On 14th August 1919 Betsy gave evidence at an inquiry by the County Coroner into the suicide of patient Private Harry Smith, as reported in the Nottingham Evening Post.

Betsy was one of a number of nurses who resigned on 13th September 1919 after the War Hospital had closed and reverted to an Asylum. Other nurses who left at the same time include Mary Clark (later Jollie) and Jane Simpson, Assistant Matron (see their biographies).

1921 Census

Address: Henson Lane, Radcliffe

Employment: home

Household: husband Alfred Lawrence, daughter Barbara and mother Ellen

After the War

Betsy’s sister Mary Binge married William Fielding Johnson in 1922 at St Mary’s Church, Radcliffe on Trent.

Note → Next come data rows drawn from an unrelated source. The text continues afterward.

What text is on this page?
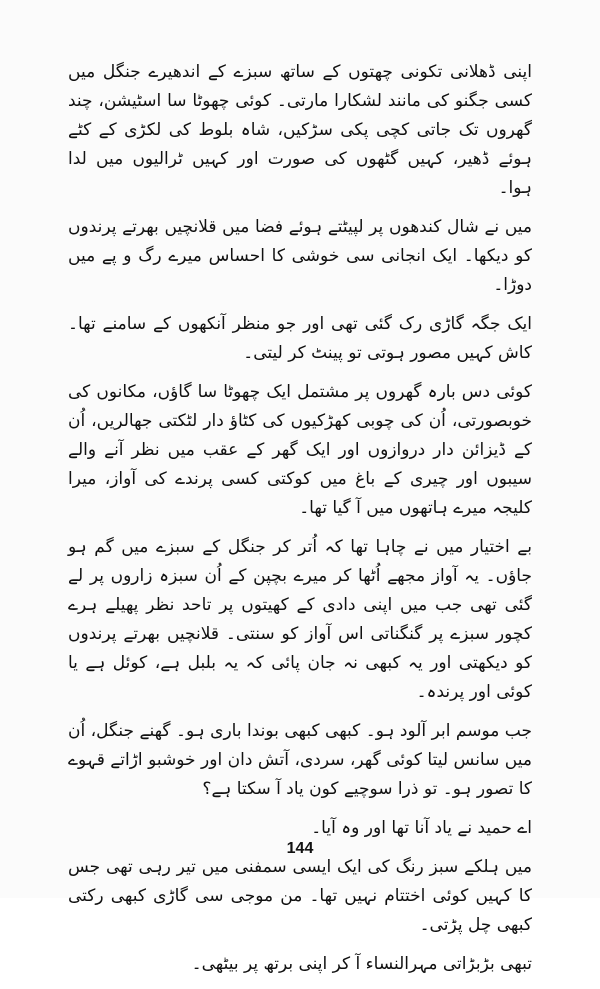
اپنی ڈھلانی تکونی چھتوں کے ساتھ سبزے کے اندھیرے جنگل میں کسی جگنو کی مانند لشکارا مارتی۔ کوئی چھوٹا سا اسٹیشن، چند گھروں تک جاتی کچی پکی سڑکیں، شاہ بلوط کی لکڑی کے کٹے ہوئے ڈھیر، کہیں گٹھوں کی صورت اور کہیں ٹرالیوں میں لدا ہوا۔

میں نے شال کندھوں پر لپیٹتے ہوئے فضا میں قلانچیں بھرتے پرندوں کو دیکھا۔ ایک انجانی سی خوشی کا احساس میرے رگ و پے میں دوڑا۔

ایک جگہ گاڑی رک گئی تھی اور جو منظر آنکھوں کے سامنے تھا۔ کاش کہیں مصور ہوتی تو پینٹ کر لیتی۔

کوئی دس بارہ گھروں پر مشتمل ایک چھوٹا سا گاؤں، مکانوں کی خوبصورتی، اُن کی چوبی کھڑکیوں کی کٹاؤ دار لٹکتی جھالریں، اُن کے ڈیزائن دار دروازوں اور ایک گھر کے عقب میں نظر آنے والے سیبوں اور چیری کے باغ میں کوکتی کسی پرندے کی آواز، میرا کلیجہ میرے ہاتھوں میں آ گیا تھا۔

بے اختیار میں نے چاہا تھا کہ اُتر کر جنگل کے سبزے میں گم ہو جاؤں۔ یہ آواز مجھے اُٹھا کر میرے بچپن کے اُن سبزہ زاروں پر لے گئی تھی جب میں اپنی دادی کے کھیتوں پر تاحد نظر پھیلے ہرے کچور سبزے پر گنگناتی اس آواز کو سنتی۔ قلانچیں بھرتے پرندوں کو دیکھتی اور یہ کبھی نہ جان پائی کہ یہ بلبل ہے، کوئل ہے یا کوئی اور پرندہ۔

جب موسم ابر آلود ہو۔ کبھی کبھی بوندا باری ہو۔ گھنے جنگل، اُن میں سانس لیتا کوئی گھر، سردی، آتش دان اور خوشبو اڑاتے قہوے کا تصور ہو۔ تو ذرا سوچیے کون یاد آ سکتا ہے؟

اے حمید نے یاد آنا تھا اور وہ آیا۔

میں ہلکے سبز رنگ کی ایک ایسی سمفنی میں تیر رہی تھی جس کا کہیں کوئی اختتام نہیں تھا۔ من موجی سی گاڑی کبھی رکتی کبھی چل پڑتی۔

تبھی بڑبڑاتی مہرالنساء آ کر اپنی برتھ پر بیٹھی۔

144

Alfred continued to work at the hospital and in the 1930 electoral register he and Betsy are recorded as living at the County Mental Hospital, Radcliffe. Alfred died suddenly on 4th February 1934. At the time of his death he and Betsy were living at Lower Lodge (part of the hospital), Bingham Road, Radcliffe.

By the time of the 1939 register Betsy, unpaid domestic pensioner, was living at 29 Lincoln Grove, Radcliffe on Trent

Betsy died on 17th December 1966 in Nottingham City Hospital, age 86.